Method Package source links name
CF pimms pip paper Collaborative Filtering
DAE pimms pip paper Denoising Autoencoder
VAE pimms pip paper Variational Autoencoder
ZERO - - - replace NA with 0
MINIMUM - - - replace NA with global minimum
COLMEDIAN e1071 CRAN - replace NA with column median
ROWMEDIAN e1071 CRAN - replace NA with row median
KNN_IMPUTE impute BIOCONDUCTOR docs k nearest neighbor imputation
SEQKNN SeqKnn tar file paper Sequential k- nearest neighbor imputation
starts with feature with least missing values and re-use imputed values for not yet imputed features
BPCA pcaMethods BIOCONDUCTOR paper Bayesian PCA missing value imputation
SVDMETHOD pcaMethods BIOCONDUCTOR paper replace NA initially with zero, use k most significant eigenvalues using Singular Value Decomposition for imputation until convergence
LLS pcaMethods BIOCONDUCTOR paper Local least squares imputation of a feature based on k most correlated features
MLE norm CRAN Maximum likelihood estimation
QRILC imputeLCMD CRAN paper quantile regression imputation of left-censored data, i.e. by random draws from a truncated distribution which parameters were estimated by quantile regression
MINDET imputeLCMD CRAN paper replace NA with q-quantile minimum in a sample
MINPROB imputeLCMD CRAN paper replace NA by random draws from q-quantile minimum centered distribution
IRM VIM CRAN paper iterativ robust model-based imputation (one feature at at time)
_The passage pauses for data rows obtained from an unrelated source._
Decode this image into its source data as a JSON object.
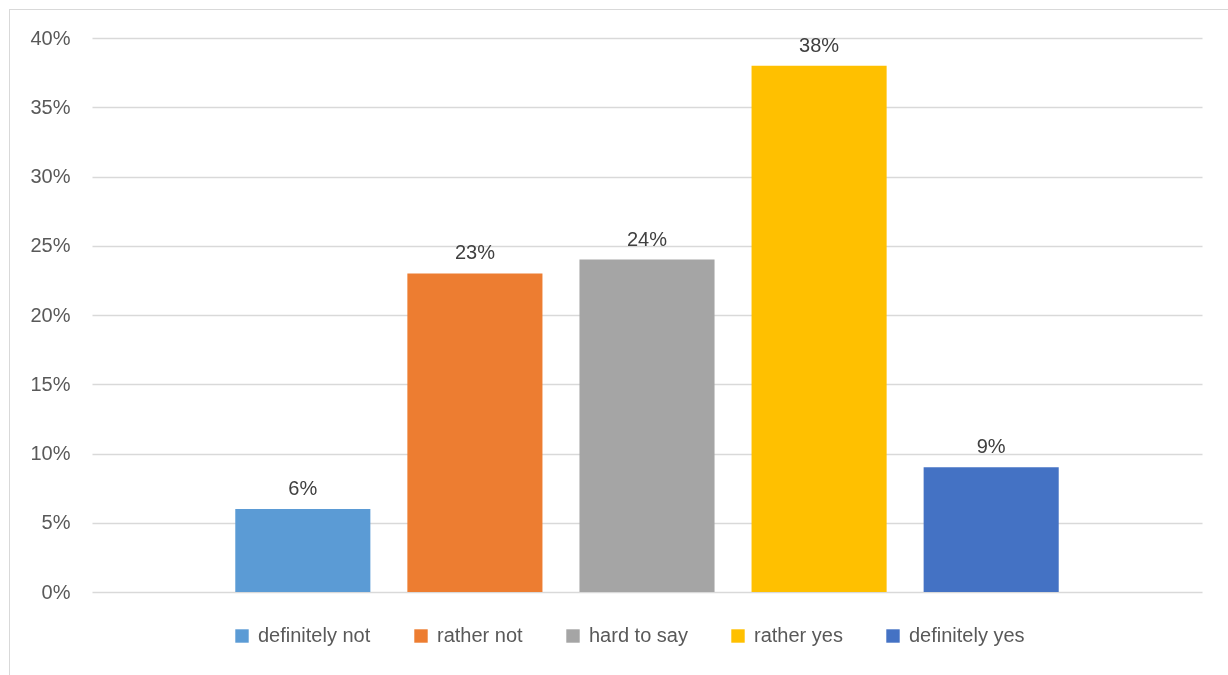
{
  "chart_data": {
    "type": "bar",
    "categories": [
      null
    ],
    "series": [
      {
        "name": "definitely not",
        "color": "#5b9bd5",
        "values": [
          6
        ],
        "value_labels": [
          "6%"
        ]
      },
      {
        "name": "rather not",
        "color": "#ed7d31",
        "values": [
          23
        ],
        "value_labels": [
          "23%"
        ]
      },
      {
        "name": "hard to say",
        "color": "#a5a5a5",
        "values": [
          24
        ],
        "value_labels": [
          "24%"
        ]
      },
      {
        "name": "rather yes",
        "color": "#ffc000",
        "values": [
          38
        ],
        "value_labels": [
          "38%"
        ]
      },
      {
        "name": "definitely yes",
        "color": "#4472c4",
        "values": [
          9
        ],
        "value_labels": [
          "9%"
        ]
      }
    ],
    "ylim": [
      0,
      40
    ],
    "yticks": [
      {
        "value": 0,
        "label": "0%"
      },
      {
        "value": 5,
        "label": "5%"
      },
      {
        "value": 10,
        "label": "10%"
      },
      {
        "value": 15,
        "label": "15%"
      },
      {
        "value": 20,
        "label": "20%"
      },
      {
        "value": 25,
        "label": "25%"
      },
      {
        "value": 30,
        "label": "30%"
      },
      {
        "value": 35,
        "label": "35%"
      },
      {
        "value": 40,
        "label": "40%"
      }
    ],
    "grid": "y",
    "legend": "bottom"
  }
}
IMPSEQ rrcovNA CRAN paper Sequential imputation of missing values by minimizing the determinant of the covariance matrix with imputed values
IMPSEQROB rrcovNA CRAN paper Sequential imputation of missing values using robust estimators
MICE-NORM mice CRAN paper Multivariate Imputation by Chained Equations (MICE) using Bayesian linear regression
MICE-CART mice CRAN paper Multivariate Imputation by Chained Equations (MICE) using regression trees
TRKNN - script paper truncation k-nearest neighbor imputation
RF missForest CRAN paper Random Forest imputation (one feature at a time)
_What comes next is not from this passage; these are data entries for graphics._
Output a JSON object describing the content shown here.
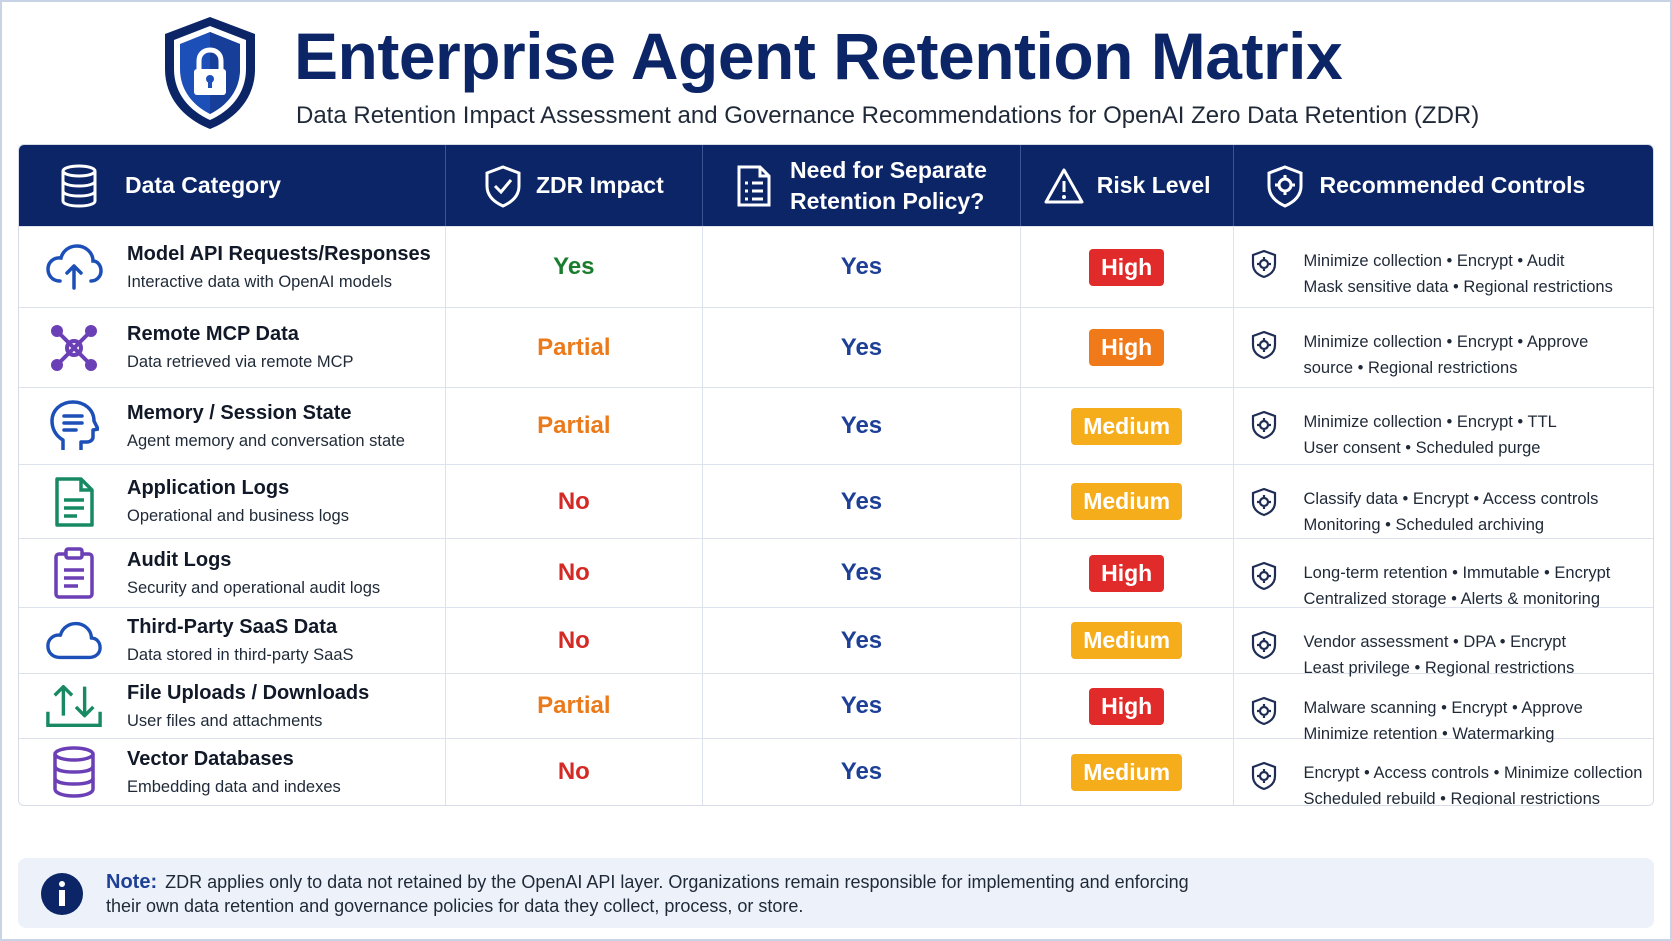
{
  "header": {
    "title": "Enterprise Agent Retention Matrix",
    "subtitle": "Data Retention Impact Assessment and Governance Recommendations for OpenAI Zero Data Retention (ZDR)",
    "logo_icon": "shield-lock-icon"
  },
  "colors": {
    "navy": "#0b2567",
    "yes_green": "#1a7d2e",
    "partial_orange": "#ea7a1a",
    "no_red": "#d42a26",
    "sep_blue": "#1d3f95",
    "high_red": "#e12b2a",
    "high_orange": "#f07a1a",
    "medium_amber": "#f6ad1c"
  },
  "columns": {
    "category": "Data Category",
    "zdr": "ZDR Impact",
    "separate_line1": "Need for Separate",
    "separate_line2": "Retention Policy?",
    "risk": "Risk Level",
    "controls": "Recommended Controls"
  },
  "rows": [
    {
      "icon": "cloud-upload-icon",
      "name": "Model API Requests/Responses",
      "desc": "Interactive data with OpenAI models",
      "zdr": "Yes",
      "separate": "Yes",
      "risk": "High",
      "controls_line1": "Minimize collection  •  Encrypt  •  Audit",
      "controls_line2": "Mask sensitive data  •  Regional restrictions"
    },
    {
      "icon": "network-nodes-icon",
      "name": "Remote MCP Data",
      "desc": "Data retrieved via remote MCP",
      "zdr": "Partial",
      "separate": "Yes",
      "risk": "High",
      "controls_line1": "Minimize collection  •  Encrypt  •  Approve",
      "controls_line2": "source  •  Regional restrictions"
    },
    {
      "icon": "head-memory-icon",
      "name": "Memory / Session State",
      "desc": "Agent memory and conversation state",
      "zdr": "Partial",
      "separate": "Yes",
      "risk": "Medium",
      "controls_line1": "Minimize collection  •  Encrypt  •  TTL",
      "controls_line2": "User consent  •  Scheduled purge"
    },
    {
      "icon": "document-icon",
      "name": "Application Logs",
      "desc": "Operational and business logs",
      "zdr": "No",
      "separate": "Yes",
      "risk": "Medium",
      "controls_line1": "Classify data  •  Encrypt  •  Access controls",
      "controls_line2": "Monitoring  •  Scheduled archiving"
    },
    {
      "icon": "clipboard-icon",
      "name": "Audit Logs",
      "desc": "Security and operational audit logs",
      "zdr": "No",
      "separate": "Yes",
      "risk": "High",
      "controls_line1": "Long-term retention  •  Immutable  •  Encrypt",
      "controls_line2": "Centralized storage  •  Alerts & monitoring"
    },
    {
      "icon": "cloud-icon",
      "name": "Third-Party SaaS Data",
      "desc": "Data stored in third-party SaaS",
      "zdr": "No",
      "separate": "Yes",
      "risk": "Medium",
      "controls_line1": "Vendor assessment  •  DPA  •  Encrypt",
      "controls_line2": "Least privilege  •  Regional restrictions"
    },
    {
      "icon": "upload-download-icon",
      "name": "File Uploads / Downloads",
      "desc": "User files and attachments",
      "zdr": "Partial",
      "separate": "Yes",
      "risk": "High",
      "controls_line1": "Malware scanning  •  Encrypt  •  Approve",
      "controls_line2": "Minimize retention  •  Watermarking"
    },
    {
      "icon": "database-icon",
      "name": "Vector Databases",
      "desc": "Embedding data and indexes",
      "zdr": "No",
      "separate": "Yes",
      "risk": "Medium",
      "controls_line1": "Encrypt  •  Access controls  •  Minimize collection",
      "controls_line2": "Scheduled rebuild  •  Regional restrictions"
    }
  ],
  "note": {
    "label": "Note:",
    "line1": "ZDR applies only to data not retained by the OpenAI API layer. Organizations remain responsible for implementing and enforcing",
    "line2": "their own data retention and governance policies for data they collect, process, or store."
  }
}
PI - - Downshifted normal distribution (per sample)
GSIMP - script paper QRILC initialization and iterative Gibbs sampling with generalized linear models (glmnet) - slow
MSIMPUTE msImpute BIOCONDUCTOR paper Missing at random algorithm using low rank approximation
MSIMPUTE_MNAR msImpute BIOCONDUCTOR paper Missing not at random algorithm using low rank approximation

DreamAI and GMSimpute are not available for installation on Windows or failed to install.